Последний названный Митр-кортье [4] затем пожелал узнать, есть ли какие-либо метафизики, к которым можно было бы применить волшебное заклинание? Я ответил, что в современное время есть только шесть, заслуживающих этого имени — Гоббс, Беркли, Батлер, Хартли, Юм, Лейбниц; и, возможно, Джонатан Эдвардс, человек из Массачусетса. [5] Что касается французов, которые бегло говорили о том, что создали эту науку, то в любом из их сочинений не было ни йоты, которой нельзя было бы найти буквально у авторов, которых я упомянул. [Хорн Тук, который мог бы претендовать на то, чтобы войти под рубрикой Грамматики, был еще жив.] Ни одно из этих имен, казалось, не вызывало большого интереса, и я не просил о повторном появлении тех, кто мог бы считаться наиболее подходящим по абстрактному характеру своих исследований для нынешнего духовного и бестелесного состояния, и кто, даже будучи на этой живой сцене, был почти лишен обычной плоти и крови.
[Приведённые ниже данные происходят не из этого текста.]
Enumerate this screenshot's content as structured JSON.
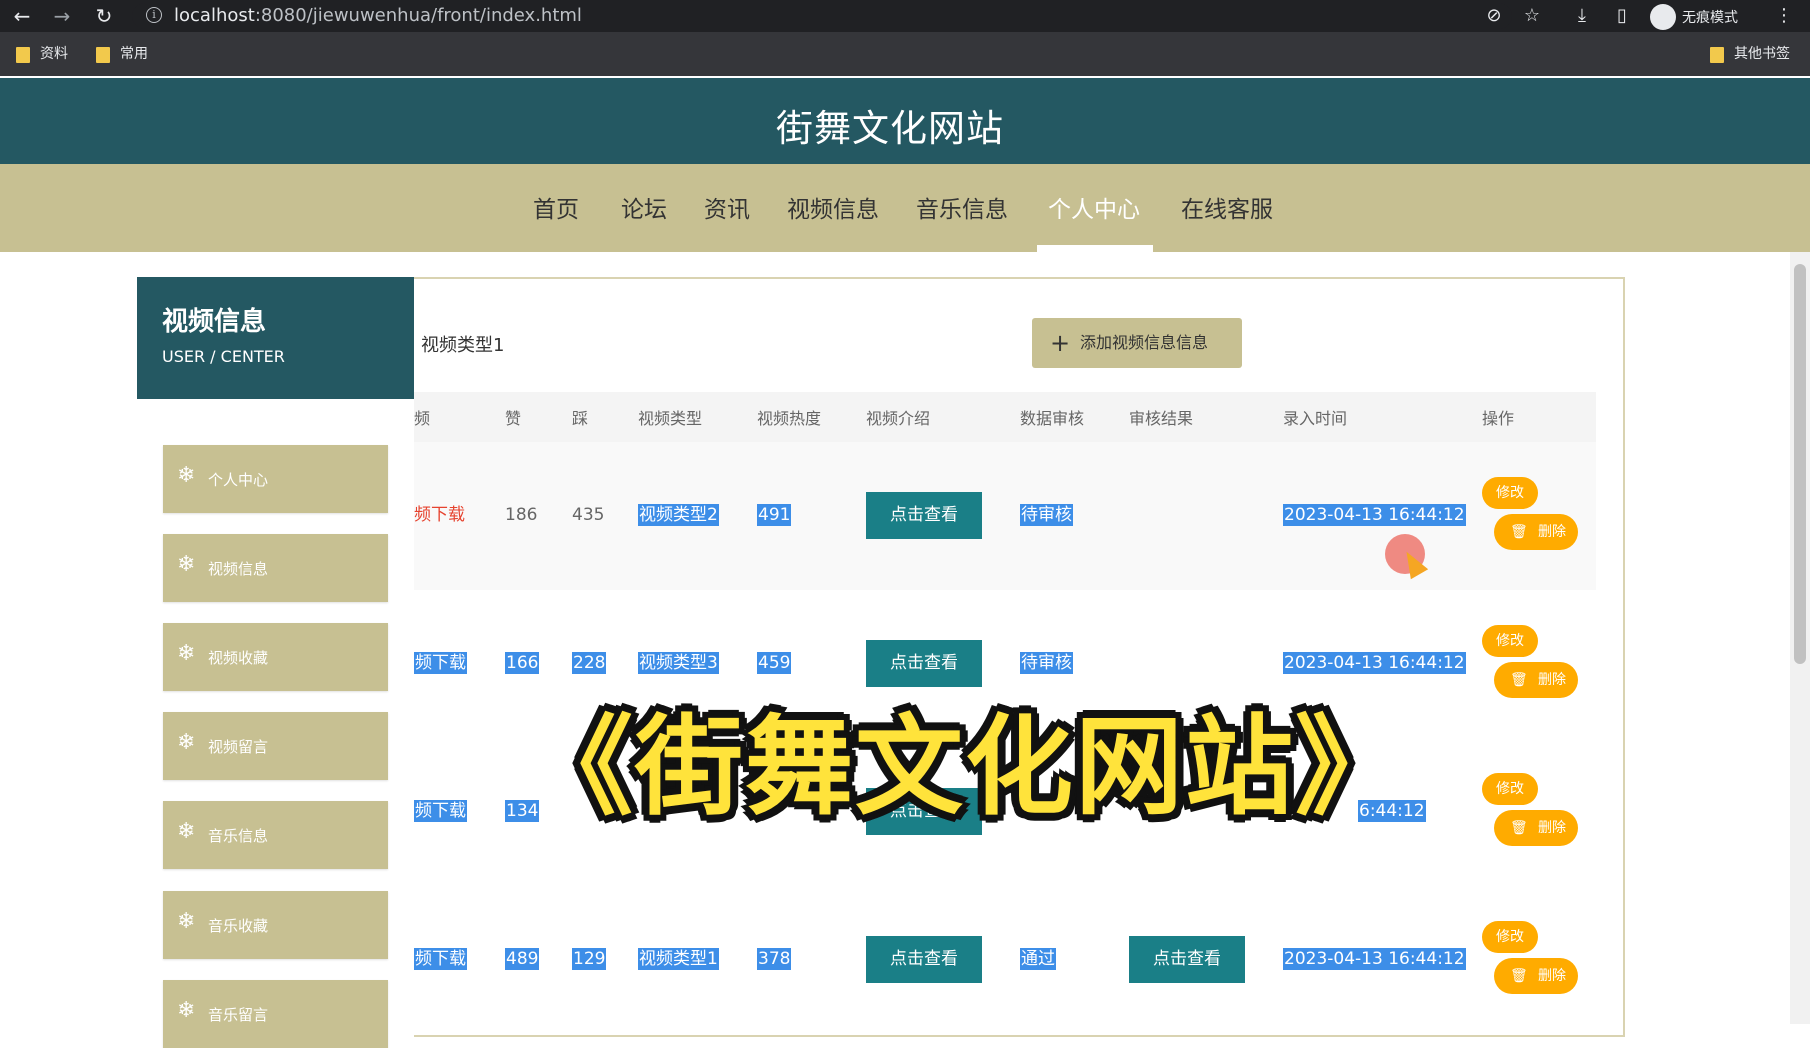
{
  "browser": {
    "url_host": "localhost",
    "url_rest": ":8080/jiewuwenhua/front/index.html",
    "incognito_label": "无痕模式",
    "bookmarks": [
      "资料",
      "常用"
    ],
    "other_bookmarks": "其他书签"
  },
  "site": {
    "title": "街舞文化网站",
    "nav": [
      "首页",
      "论坛",
      "资讯",
      "视频信息",
      "音乐信息",
      "个人中心",
      "在线客服"
    ],
    "active_nav": "个人中心"
  },
  "sidebar": {
    "title": "视频信息",
    "subtitle": "USER / CENTER",
    "items": [
      "个人中心",
      "视频信息",
      "视频收藏",
      "视频留言",
      "音乐信息",
      "音乐收藏",
      "音乐留言"
    ]
  },
  "content": {
    "type_label": "视频类型1",
    "add_button": "添加视频信息信息",
    "headers": [
      "频",
      "赞",
      "踩",
      "视频类型",
      "视频热度",
      "视频介绍",
      "数据审核",
      "审核结果",
      "录入时间",
      "操作"
    ],
    "view_label": "点击查看",
    "edit_label": "修改",
    "delete_label": "删除",
    "rows": [
      {
        "download": "频下载",
        "like": "186",
        "dislike": "435",
        "type": "视频类型2",
        "heat": "491",
        "review": "待审核",
        "time": "2023-04-13 16:44:12"
      },
      {
        "download": "频下载",
        "like": "166",
        "dislike": "228",
        "type": "视频类型3",
        "heat": "459",
        "review": "待审核",
        "time": "2023-04-13 16:44:12"
      },
      {
        "download": "频下载",
        "like": "134",
        "time": "6:44:12"
      },
      {
        "download": "频下载",
        "like": "489",
        "dislike": "129",
        "type": "视频类型1",
        "heat": "378",
        "review": "通过",
        "time": "2023-04-13 16:44:12"
      }
    ]
  },
  "overlay": {
    "title": "《街舞文化网站》"
  },
  "colors": {
    "header": "#245862",
    "nav": "#c7c092",
    "view_button": "#1a7f87",
    "action_button": "#ffab00",
    "overlay_text": "#ffe33b"
  }
}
Поскольку Эйртон с беспокойным, суетливым лицом собирался задать какой-то вопрос о мистере Локке и Дугалде Стюарте, его предотвратил Мартин Берни, который заметил: «Если бы Дж—— был здесь, он, несомненно, был бы за то, чтобы вызвать тех глубоких и грозных социалистов, Фому Аквинского и Дунса Скота». Я сказал, что это могло бы быть достаточно справедливо для того, кто читал или воображал, что читал оригинальные работы, но я не видел, как мы могли бы иметь право вызывать этих авторов, чтобы они отчитались за себя лично, пока мы не заглянули в их сочинения.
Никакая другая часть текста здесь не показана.